You are not to make yourself a carved image or any figure that is in the heavens above, that is on the earth beneath, that is in the waters beneath the earth; you are not to bow down to them, you are not to serve them, for I, YHWH your God, am a jealous God, calling-to-account the iniquity of the fathers upon the sons, to the third and fourth genration of those that hate me, but showing loyalty to the thousandth of those that love me, of those that keep my commandments.
You are not to take up the name of YHWH your God for emptiness, for YHWH will not clear him that takes up his name for emptiness.

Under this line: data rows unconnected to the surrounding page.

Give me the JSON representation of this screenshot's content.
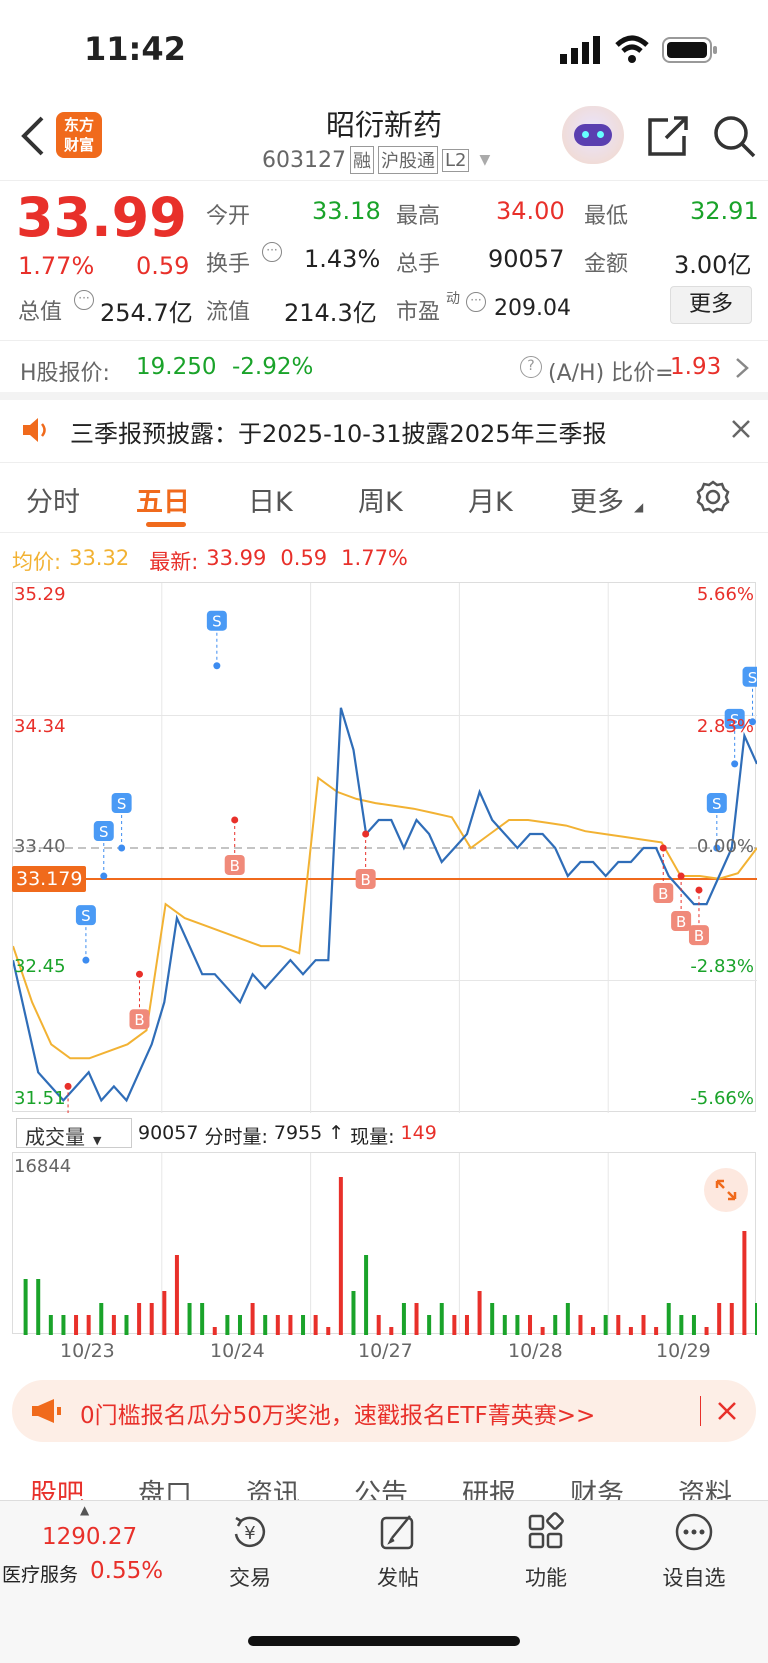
{
  "status_bar": {
    "time": "11:42"
  },
  "header": {
    "title": "昭衍新药",
    "code": "603127",
    "tags": [
      "融",
      "沪股通",
      "L2"
    ],
    "logo_line1": "东方",
    "logo_line2": "财富"
  },
  "quote": {
    "price": "33.99",
    "change_pct": "1.77%",
    "change": "0.59",
    "open_label": "今开",
    "open": "33.18",
    "high_label": "最高",
    "high": "34.00",
    "low_label": "最低",
    "low": "32.91",
    "turnover_label": "换手",
    "turnover": "1.43%",
    "volume_label": "总手",
    "volume": "90057",
    "amount_label": "金额",
    "amount": "3.00亿",
    "mcap_label": "总值",
    "mcap": "254.7亿",
    "float_label": "流值",
    "float": "214.3亿",
    "pe_label": "市盈",
    "pe_sup": "动",
    "pe": "209.04",
    "more": "更多"
  },
  "hshare": {
    "label": "H股报价:",
    "price": "19.250",
    "pct": "-2.92%",
    "ah_label": "(A/H) 比价=",
    "ah": "1.93"
  },
  "notice": {
    "text": "三季报预披露：于2025-10-31披露2025年三季报"
  },
  "chart_tabs": [
    "分时",
    "五日",
    "日K",
    "周K",
    "月K",
    "更多"
  ],
  "chart_tabs_active": 1,
  "chart_legend": {
    "avg_label": "均价:",
    "avg": "33.32",
    "last_label": "最新:",
    "last": "33.99",
    "chg": "0.59",
    "pct": "1.77%"
  },
  "chart_data": {
    "type": "line",
    "x": [
      "10/23",
      "10/24",
      "10/27",
      "10/28",
      "10/29"
    ],
    "yticks_left": [
      "35.29",
      "34.34",
      "33.40",
      "32.45",
      "31.51"
    ],
    "yticks_right": [
      "5.66%",
      "2.83%",
      "0.00%",
      "-2.83%",
      "-5.66%"
    ],
    "ylim": [
      31.51,
      35.29
    ],
    "prev_close": 33.4,
    "reference_line": "33.179",
    "series": [
      {
        "values": [
          32.6,
          32.2,
          31.8,
          31.7,
          31.6,
          31.7,
          31.8,
          31.6,
          31.7,
          31.6,
          31.8,
          32.0,
          32.3,
          32.9,
          32.7,
          32.5,
          32.5,
          32.4,
          32.3,
          32.5,
          32.4,
          32.5,
          32.6,
          32.5,
          32.6,
          32.6,
          34.4,
          34.1,
          33.5,
          33.6,
          33.6,
          33.4,
          33.6,
          33.5,
          33.3,
          33.4,
          33.5,
          33.8,
          33.6,
          33.5,
          33.4,
          33.5,
          33.5,
          33.4,
          33.2,
          33.3,
          33.3,
          33.2,
          33.3,
          33.3,
          33.4,
          33.4,
          33.2,
          33.1,
          33.0,
          33.0,
          33.2,
          33.4,
          34.2,
          34.0
        ]
      },
      {
        "values": [
          32.7,
          32.3,
          32.0,
          31.9,
          31.9,
          31.95,
          32.0,
          32.1,
          33.0,
          32.9,
          32.85,
          32.8,
          32.75,
          32.7,
          32.7,
          32.65,
          33.9,
          33.8,
          33.75,
          33.72,
          33.7,
          33.68,
          33.65,
          33.62,
          33.4,
          33.5,
          33.6,
          33.6,
          33.58,
          33.56,
          33.52,
          33.5,
          33.48,
          33.46,
          33.44,
          33.2,
          33.2,
          33.18,
          33.22,
          33.4
        ]
      }
    ],
    "trade_marks": [
      {
        "label": "B",
        "x_day": 0,
        "price": 31.7
      },
      {
        "label": "S",
        "x_day": 0,
        "price": 32.6
      },
      {
        "label": "S",
        "x_day": 0,
        "price": 33.2
      },
      {
        "label": "S",
        "x_day": 0,
        "price": 33.4
      },
      {
        "label": "B",
        "x_day": 0,
        "price": 32.5
      },
      {
        "label": "S",
        "x_day": 1,
        "price": 34.7
      },
      {
        "label": "B",
        "x_day": 1,
        "price": 33.6
      },
      {
        "label": "B",
        "x_day": 2,
        "price": 33.5
      },
      {
        "label": "B",
        "x_day": 4,
        "price": 33.4
      },
      {
        "label": "B",
        "x_day": 4,
        "price": 33.2
      },
      {
        "label": "B",
        "x_day": 4,
        "price": 33.1
      },
      {
        "label": "S",
        "x_day": 4,
        "price": 33.4
      },
      {
        "label": "S",
        "x_day": 4,
        "price": 34.0
      },
      {
        "label": "S",
        "x_day": 4,
        "price": 34.3
      },
      {
        "label": "S",
        "x_day": 4,
        "price": 34.5
      }
    ],
    "volume": {
      "label": "成交量",
      "total": "90057",
      "bar_label": "分时量:",
      "bar": "7955",
      "now_label": "现量:",
      "now": "149",
      "max": "16844"
    }
  },
  "promo": {
    "text": "0门槛报名瓜分50万奖池，速戳报名ETF菁英赛>>"
  },
  "sub_tabs": [
    "股吧",
    "盘口",
    "资讯",
    "公告",
    "研报",
    "财务",
    "资料"
  ],
  "bottom": {
    "index_value": "1290.27",
    "index_name": "医疗服务",
    "index_pct": "0.55%",
    "nav": [
      "交易",
      "发帖",
      "功能",
      "设自选"
    ]
  },
  "colors": {
    "up": "#e8302a",
    "down": "#1aa32a",
    "line": "#2f6db8",
    "avg": "#f2b233",
    "accent": "#f06a1c"
  }
}
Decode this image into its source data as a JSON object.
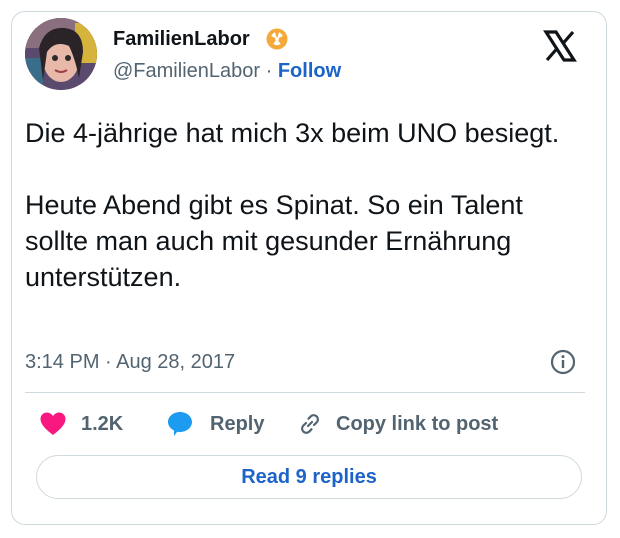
{
  "author": {
    "display_name": "FamilienLabor",
    "handle": "@FamilienLabor",
    "separator": "·",
    "follow_label": "Follow",
    "badge_icon": "radioactive-icon"
  },
  "tweet": {
    "paragraphs": [
      "Die 4-jährige hat mich 3x beim UNO besiegt.",
      "Heute Abend gibt es Spinat. So ein Talent sollte man auch mit gesunder Ernährung unterstützen."
    ],
    "timestamp": "3:14 PM · Aug 28, 2017"
  },
  "actions": {
    "like_count": "1.2K",
    "reply_label": "Reply",
    "copy_label": "Copy link to post"
  },
  "read_replies_label": "Read 9 replies",
  "colors": {
    "link": "#1d64c8",
    "like": "#f91880",
    "reply": "#1d9bf0",
    "muted": "#536471",
    "badge": "#f4a93a"
  }
}
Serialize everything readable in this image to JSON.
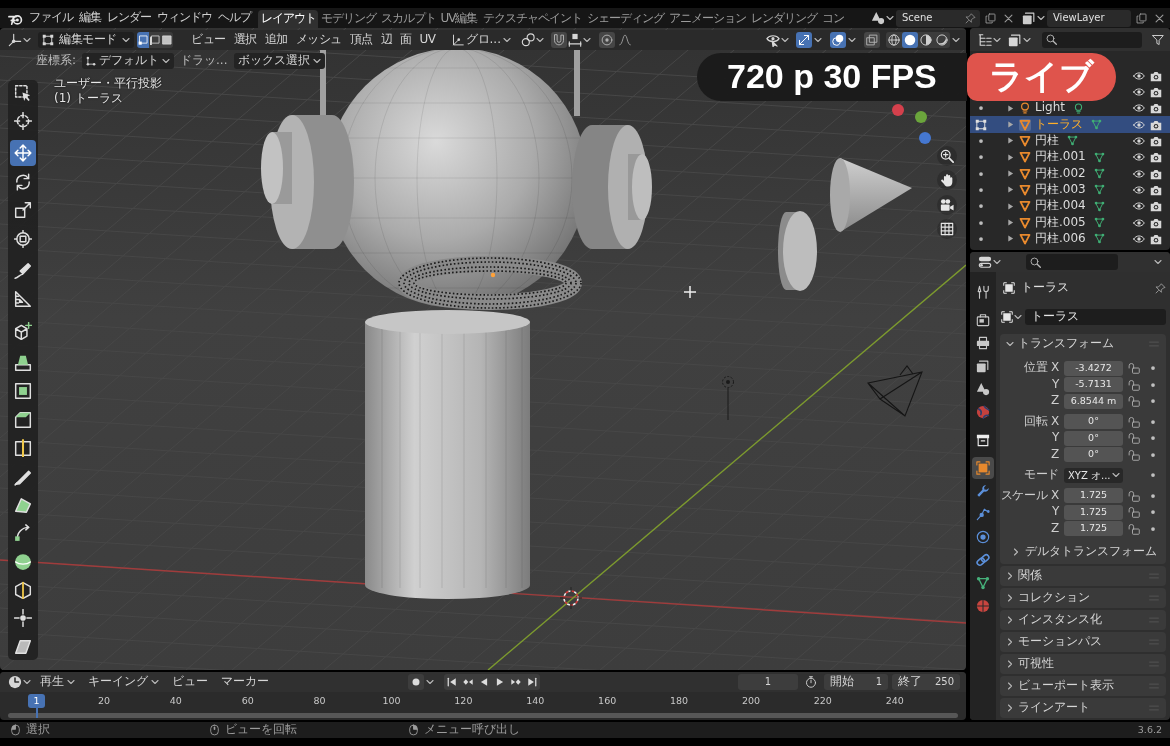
{
  "top_bar": {
    "menus": [
      "ファイル",
      "編集",
      "レンダー",
      "ウィンドウ",
      "ヘルプ"
    ],
    "workspaces": [
      {
        "label": "レイアウト",
        "selected": true
      },
      {
        "label": "モデリング",
        "selected": false
      },
      {
        "label": "スカルプト",
        "selected": false
      },
      {
        "label": "UV編集",
        "selected": false
      },
      {
        "label": "テクスチャペイント",
        "selected": false
      },
      {
        "label": "シェーディング",
        "selected": false
      },
      {
        "label": "アニメーション",
        "selected": false
      },
      {
        "label": "レンダリング",
        "selected": false
      },
      {
        "label": "コン",
        "selected": false
      }
    ],
    "scene": "Scene",
    "view_layer": "ViewLayer"
  },
  "viewport": {
    "header": {
      "mode": "編集モード",
      "select_modes": [
        {
          "selected": true
        },
        {
          "selected": false
        },
        {
          "selected": false
        }
      ],
      "menus": [
        "ビュー",
        "選択",
        "追加",
        "メッシュ",
        "頂点",
        "辺",
        "面",
        "UV"
      ],
      "orientation": "グロ...",
      "snap": {
        "on": false
      },
      "proportional_editing": {
        "on": false
      },
      "gizmos": {
        "on": true
      },
      "overlays": {
        "on": true
      },
      "xray": {
        "on": false
      },
      "shading_modes": [
        {
          "selected": false
        },
        {
          "selected": true
        },
        {
          "selected": false
        },
        {
          "selected": false
        }
      ]
    },
    "tool_settings": {
      "label": "座標系:",
      "orientation": "デフォルト",
      "drag_label": "ドラッ...",
      "drag_tool": "ボックス選択"
    },
    "overlay_text": [
      "ユーザー・平行投影",
      "(1) トーラス"
    ],
    "toolbar": {
      "groups": [
        {
          "tools": [
            {
              "selected": false
            },
            {
              "selected": false
            }
          ]
        },
        {
          "tools": [
            {
              "selected": true
            },
            {
              "selected": false
            },
            {
              "selected": false
            },
            {
              "selected": false
            }
          ]
        },
        {
          "tools": [
            {
              "selected": false
            },
            {
              "selected": false
            }
          ]
        },
        {
          "tools": [
            {
              "selected": false
            }
          ]
        },
        {
          "tools": [
            {
              "selected": false
            },
            {
              "selected": false
            },
            {
              "selected": false
            },
            {
              "selected": false
            },
            {
              "selected": false
            },
            {
              "selected": false
            },
            {
              "selected": false
            },
            {
              "selected": false
            },
            {
              "selected": false
            },
            {
              "selected": false
            },
            {
              "selected": false
            }
          ]
        }
      ]
    }
  },
  "stream_badge": {
    "quality": "720 p 30 FPS",
    "live": "ライブ"
  },
  "outliner": {
    "tree": [
      {
        "selected": false,
        "visible": true,
        "children": [
          {
            "selected": false,
            "visible": true
          },
          {
            "name": "Light",
            "kind": "light",
            "selected": false,
            "visible": true
          },
          {
            "name": "トーラス",
            "kind": "mesh",
            "selected": true,
            "visible": true
          },
          {
            "name": "円柱",
            "kind": "mesh",
            "selected": false,
            "visible": true
          },
          {
            "name": "円柱.001",
            "kind": "mesh",
            "selected": false,
            "visible": true
          },
          {
            "name": "円柱.002",
            "kind": "mesh",
            "selected": false,
            "visible": true
          },
          {
            "name": "円柱.003",
            "kind": "mesh",
            "selected": false,
            "visible": true
          },
          {
            "name": "円柱.004",
            "kind": "mesh",
            "selected": false,
            "visible": true
          },
          {
            "name": "円柱.005",
            "kind": "mesh",
            "selected": false,
            "visible": true
          },
          {
            "name": "円柱.006",
            "kind": "mesh",
            "selected": false,
            "visible": true
          }
        ]
      }
    ]
  },
  "properties": {
    "tab_groups": [
      {
        "tabs": [
          {
            "selected": false
          }
        ]
      },
      {
        "tabs": [
          {
            "selected": false
          },
          {
            "selected": false
          },
          {
            "selected": false
          },
          {
            "selected": false
          },
          {
            "selected": false
          }
        ]
      },
      {
        "tabs": [
          {
            "selected": false
          }
        ]
      },
      {
        "tabs": [
          {
            "selected": true
          },
          {
            "selected": false
          },
          {
            "selected": false
          },
          {
            "selected": false
          },
          {
            "selected": false
          },
          {
            "selected": false
          },
          {
            "selected": false
          }
        ]
      }
    ],
    "context": "トーラス",
    "object_name": "トーラス",
    "panels": [
      {
        "title": "トランスフォーム",
        "expanded": true,
        "field_groups": [
          {
            "rows": [
              {
                "label": "位置 X",
                "value": "-3.4272",
                "kind": "number"
              },
              {
                "label": "Y",
                "value": "-5.7131",
                "kind": "number"
              },
              {
                "label": "Z",
                "value": "6.8544 m",
                "kind": "number"
              }
            ]
          },
          {
            "rows": [
              {
                "label": "回転 X",
                "value": "0°",
                "kind": "number"
              },
              {
                "label": "Y",
                "value": "0°",
                "kind": "number"
              },
              {
                "label": "Z",
                "value": "0°",
                "kind": "number"
              }
            ]
          },
          {
            "rows": [
              {
                "label": "モード",
                "value": "XYZ オ...",
                "kind": "dropdown"
              }
            ]
          },
          {
            "rows": [
              {
                "label": "スケール X",
                "value": "1.725",
                "kind": "number"
              },
              {
                "label": "Y",
                "value": "1.725",
                "kind": "number"
              },
              {
                "label": "Z",
                "value": "1.725",
                "kind": "number"
              }
            ]
          }
        ],
        "subpanels": [
          {
            "title": "デルタトランスフォーム",
            "expanded": false
          }
        ]
      },
      {
        "title": "関係",
        "expanded": false
      },
      {
        "title": "コレクション",
        "expanded": false
      },
      {
        "title": "インスタンス化",
        "expanded": false
      },
      {
        "title": "モーションパス",
        "expanded": false
      },
      {
        "title": "可視性",
        "expanded": false
      },
      {
        "title": "ビューポート表示",
        "expanded": false
      },
      {
        "title": "ラインアート",
        "expanded": false
      }
    ]
  },
  "timeline": {
    "menus": [
      {
        "label": "再生",
        "kind": "dropdown"
      },
      {
        "label": "キーイング",
        "kind": "dropdown"
      },
      {
        "label": "ビュー",
        "kind": "menu"
      },
      {
        "label": "マーカー",
        "kind": "menu"
      }
    ],
    "current_frame": "1",
    "start": {
      "label": "開始",
      "value": "1"
    },
    "end": {
      "label": "終了",
      "value": "250"
    },
    "ruler": {
      "playhead": "1",
      "labels": [
        "20",
        "40",
        "60",
        "80",
        "100",
        "120",
        "140",
        "160",
        "180",
        "200",
        "220",
        "240"
      ]
    }
  },
  "status_bar": {
    "hints": [
      {
        "text": "選択"
      },
      {
        "text": "ビューを回転"
      },
      {
        "text": "メニュー呼び出し"
      }
    ],
    "version": "3.6.2"
  }
}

Remember the Sabbath day, to hallow it. For six days, you are to serve, and are to make all your work, but the seventh day is Sabbath for YHWH your God: you are not to make any kind of work, not you, nor your son, nor your daughter, not your servant, nor your maid, nor your beast, nor your sojourner that is within your gates. For six days YHWH made the heavesns and the earth, the sea and all that is in it, and he rested on the seventh day; therefore YHWH gave the seventh day his blessing, and he hallowed it.
Honor your father and your mother, in order that your days may be prolonged on the soil that YHWH your God is giving you.
You are not to murder.
You are not to adulter.
You are not to steal.
You are not testify against your fellow as a false witness.
You are not to desire the house of your neighbor; you are not to desire the wife of your neighbor, or his servant, or his maid, or his ox, or his donkey, or anything that is your neighbors.
Quoting from Thomas Cahill's "The Gift of the Jews: How a Tribe of Desert Nomads Changed the Way Everyone Thinks and Feels":
What is ghoulishly fascinating about the history of Christian depictions of Jews (even as early as the fourth century A.D. in the elegantly vicious sermons of John Chrysostom) is that the people being excoriated are presumed to exhibit the unyielding qualities of God himself - the same God whom Christians claimed to worship and whose sacred scriptures they revered. A good case can be made that medieval anti-Hebraism and its modern offspring anti-Semitism are both forms of God-hatred, masquerading as self-justyfing intolerance. The hatred of Christians for Jews may have it ultimate source in hatred of God, a hatred that the hater must carefully keep himself from knowing about. Why would one hate God? To find the answer we probably need look no further than the stark, unyielding Ten.
I'm going to leave these thoughts without commentary, except to say that they form the underpinning to a refutation of "Nobody Ever Expects the Spanish Inquisition". I rather am. I'll explain later.